I am thinking of purchasing an older Atlas FP7…supposedly new…How would you in Forumland who has one of these rate them…Thanks
Enjoy your layouts
I am thinking of purchasing an older Atlas FP7…supposedly new…How would you in Forumland who has one of these rate them…Thanks
Enjoy your layouts
I would give it a 7 out of 10. Great runner. Pretty good looks (depending on the road you are modeling). Impossible to have it close couple.
All in all, if you are ok with moulded on grabirons and the such, then its a great loco.
David B
Thanks David…I was loking to purchase a Canadian Pacific in script lettering. Do you mean you cna couple this locomotive to a car up close to it…Thanks Michael
The molded on grab irons are hidious by today’s standards. They could have left them off and the unit would look better or like Stewarts, you could drill and add them.
Mine ran OK, but I never used it because of the lack of detail.
Don’t pay much for one since they are not in demand.
Cheers
The way the coupler sits, there will always be a 6’ gap betwen the FP unit and whatever is coupled to it (prototype is 3’). To me this is a huge drawback as there is no way to correct this (the rear truck gets in the way).
There are other things wrong with the unit, including the numberboards, the shape of the nose, the pilot detail, the lack of depth in the trucks, the wrong roof details (or lack there of)…etc…
Bottom line…the drive is nice, but the shell is dated.
On a side note, I did manage to make a nice model out of one…once…a long time ago. There was probably 100 steps involved and I sold it for a nice profit. But it isnt for the faint of heart.
Save your pennies and buy the Intermountain version, you will be much happier!
David B
There are three things that I didn’t care for on the Atlas FP7
Windshields were too narrow (compare to all other F’s by Stewart, Genesis etc)
The side air grills weren’t rendered properly (again compare)
Difficult or impossible to get correct close coupling because of the way Atlas did the coupler boxes.
Since we now have Intermountain offering FP7’s, that is what I would choose.
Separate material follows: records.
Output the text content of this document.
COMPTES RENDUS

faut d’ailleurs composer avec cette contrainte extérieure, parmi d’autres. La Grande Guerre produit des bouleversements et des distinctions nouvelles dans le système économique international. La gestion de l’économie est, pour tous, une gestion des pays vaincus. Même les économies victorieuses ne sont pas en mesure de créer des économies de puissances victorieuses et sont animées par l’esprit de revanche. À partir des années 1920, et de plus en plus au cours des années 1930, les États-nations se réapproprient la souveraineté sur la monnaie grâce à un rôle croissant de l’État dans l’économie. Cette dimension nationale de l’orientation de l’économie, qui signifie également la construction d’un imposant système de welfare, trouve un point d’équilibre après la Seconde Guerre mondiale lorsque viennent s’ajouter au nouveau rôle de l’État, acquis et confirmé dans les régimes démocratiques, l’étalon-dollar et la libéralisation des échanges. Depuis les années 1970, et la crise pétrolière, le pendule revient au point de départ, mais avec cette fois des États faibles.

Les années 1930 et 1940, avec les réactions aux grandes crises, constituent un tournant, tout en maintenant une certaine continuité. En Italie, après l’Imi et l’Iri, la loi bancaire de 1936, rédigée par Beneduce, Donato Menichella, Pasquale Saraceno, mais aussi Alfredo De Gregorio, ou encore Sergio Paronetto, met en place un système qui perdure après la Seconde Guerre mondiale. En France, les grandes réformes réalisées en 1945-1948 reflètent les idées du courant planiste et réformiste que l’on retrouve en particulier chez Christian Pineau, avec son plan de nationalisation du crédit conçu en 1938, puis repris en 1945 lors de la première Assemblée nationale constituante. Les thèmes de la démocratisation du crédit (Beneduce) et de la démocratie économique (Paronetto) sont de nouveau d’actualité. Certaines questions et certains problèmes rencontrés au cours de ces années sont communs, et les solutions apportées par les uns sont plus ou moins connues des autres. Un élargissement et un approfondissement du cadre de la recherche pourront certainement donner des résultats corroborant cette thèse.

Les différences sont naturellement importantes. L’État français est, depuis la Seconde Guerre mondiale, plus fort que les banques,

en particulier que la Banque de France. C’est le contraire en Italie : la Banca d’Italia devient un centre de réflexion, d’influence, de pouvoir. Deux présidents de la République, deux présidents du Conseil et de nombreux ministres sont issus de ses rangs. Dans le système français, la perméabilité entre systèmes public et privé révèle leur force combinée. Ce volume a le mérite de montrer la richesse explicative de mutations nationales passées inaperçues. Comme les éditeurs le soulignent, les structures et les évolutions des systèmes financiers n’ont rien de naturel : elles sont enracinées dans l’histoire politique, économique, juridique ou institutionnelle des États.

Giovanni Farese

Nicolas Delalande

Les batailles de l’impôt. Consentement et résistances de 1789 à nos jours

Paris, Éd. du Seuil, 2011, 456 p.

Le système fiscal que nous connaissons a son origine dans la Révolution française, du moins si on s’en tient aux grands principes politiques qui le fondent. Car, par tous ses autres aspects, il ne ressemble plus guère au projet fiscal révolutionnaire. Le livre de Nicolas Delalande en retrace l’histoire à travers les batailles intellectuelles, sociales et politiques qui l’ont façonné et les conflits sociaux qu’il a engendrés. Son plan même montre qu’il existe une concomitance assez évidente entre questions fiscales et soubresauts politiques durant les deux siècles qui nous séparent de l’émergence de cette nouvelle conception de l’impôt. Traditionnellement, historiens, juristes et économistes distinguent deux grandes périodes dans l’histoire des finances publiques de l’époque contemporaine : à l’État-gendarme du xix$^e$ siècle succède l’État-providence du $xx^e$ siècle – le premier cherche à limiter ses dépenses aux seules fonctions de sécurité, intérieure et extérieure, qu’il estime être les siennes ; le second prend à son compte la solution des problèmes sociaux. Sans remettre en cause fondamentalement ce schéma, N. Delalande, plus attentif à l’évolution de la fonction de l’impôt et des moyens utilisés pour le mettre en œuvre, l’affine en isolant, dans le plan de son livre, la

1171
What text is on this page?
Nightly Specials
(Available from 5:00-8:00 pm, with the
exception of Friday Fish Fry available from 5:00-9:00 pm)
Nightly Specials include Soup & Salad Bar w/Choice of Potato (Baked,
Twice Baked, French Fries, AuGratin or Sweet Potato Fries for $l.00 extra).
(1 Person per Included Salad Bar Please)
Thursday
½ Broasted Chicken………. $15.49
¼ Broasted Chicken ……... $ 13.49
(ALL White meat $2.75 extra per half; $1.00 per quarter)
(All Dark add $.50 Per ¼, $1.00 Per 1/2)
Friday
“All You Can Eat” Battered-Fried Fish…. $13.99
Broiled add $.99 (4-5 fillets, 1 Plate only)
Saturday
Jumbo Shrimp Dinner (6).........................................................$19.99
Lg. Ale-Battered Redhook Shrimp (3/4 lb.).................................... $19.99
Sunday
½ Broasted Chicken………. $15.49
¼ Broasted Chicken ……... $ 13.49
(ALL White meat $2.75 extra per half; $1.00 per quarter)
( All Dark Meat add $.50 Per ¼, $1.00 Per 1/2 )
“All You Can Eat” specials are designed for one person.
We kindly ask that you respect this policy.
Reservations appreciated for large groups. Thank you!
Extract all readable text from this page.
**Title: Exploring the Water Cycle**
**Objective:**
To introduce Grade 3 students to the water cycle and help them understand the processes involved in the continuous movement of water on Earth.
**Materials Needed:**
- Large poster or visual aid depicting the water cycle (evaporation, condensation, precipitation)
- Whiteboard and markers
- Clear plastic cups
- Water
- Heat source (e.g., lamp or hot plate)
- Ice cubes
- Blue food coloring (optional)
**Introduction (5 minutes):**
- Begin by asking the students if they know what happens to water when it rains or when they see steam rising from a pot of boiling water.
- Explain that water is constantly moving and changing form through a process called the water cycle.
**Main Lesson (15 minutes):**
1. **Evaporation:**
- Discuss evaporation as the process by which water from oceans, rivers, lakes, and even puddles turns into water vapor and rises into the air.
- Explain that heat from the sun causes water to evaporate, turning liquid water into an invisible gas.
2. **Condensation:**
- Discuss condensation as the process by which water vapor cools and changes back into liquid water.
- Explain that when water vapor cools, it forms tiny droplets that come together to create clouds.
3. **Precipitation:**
I’m waiting on a Western Pacific FP7 since those lead the California Zephyr.
Melchior, it sounds suspiciously like you are talking about one of the first Atlas offerings from the mid-1970s. These had drives which set new quality standards for Ready-To-Run locomotives; their SD/GPs with their scale width hoods caused the Athearn units of that era with their too-broad hoods to stand out like a sore thumb. However, by today’s standards of expectation they leave just a little bit to be desired.
How much is the asking price? If it’s $20 or less, I’d still buy it. It has all the flaws mentioned but it is a good runner and it still looks OK as long as you don’t look at it too closely. [:)]
always been very happy with mine
As mentioned, the puppy runs great but detail wise, is not up to today’s standard that many are looking for. However, me([:-^]?) I’d buy the puppy as I’m very satisfied with my Atlas FP7, and Kadee does offer a coupler mod to help the unit “close the gap”.[C):-)]
David B
The save your pennies and buy the Intermountain is the way to go. It sits too high but can be lowered to the correct height fairly easily.
Cheers
Yup…been there…done that.
David B
How old is old? One of the really old Yellow box Roco units? I have both types and have been satisfied with them. As the others have said they lack detail, but run OK. They looked better and outperformed the Athearn blue box F unit models that were their contemporary competition. I always liked the squinty looking windshields as opposed to the way too large gaping hole Athearn windshields. Kadee makes a short shank, shallow box coupler to help with the spacing issue. I don’t remember them being as bad as dealing with the rear coupler on an Athearn F unit.
Back in 1983-1990 time period if I saw one for $20 or less I would buy it.
Any of the FP7’s produced by Atlas still had the same shell with the same “too narrow” wind shields and mis-profiled side grills. The wind shields did look better than the blue box Athearn F unit, but ANYTHING looked better than them. You can’t really compare 30 year old tooling with 60 year old tooling. Some may be ok with the old Atlas FP7, but if you are used to even Stewart F units at least, and Genesis F units at best, the Atlas FP7 isn’t holding up well by todays standards. I guess it all depends what is good enough for you, but I’m kind of living in the modern age an prefer current state of the art diesels to 30 year old state of the art.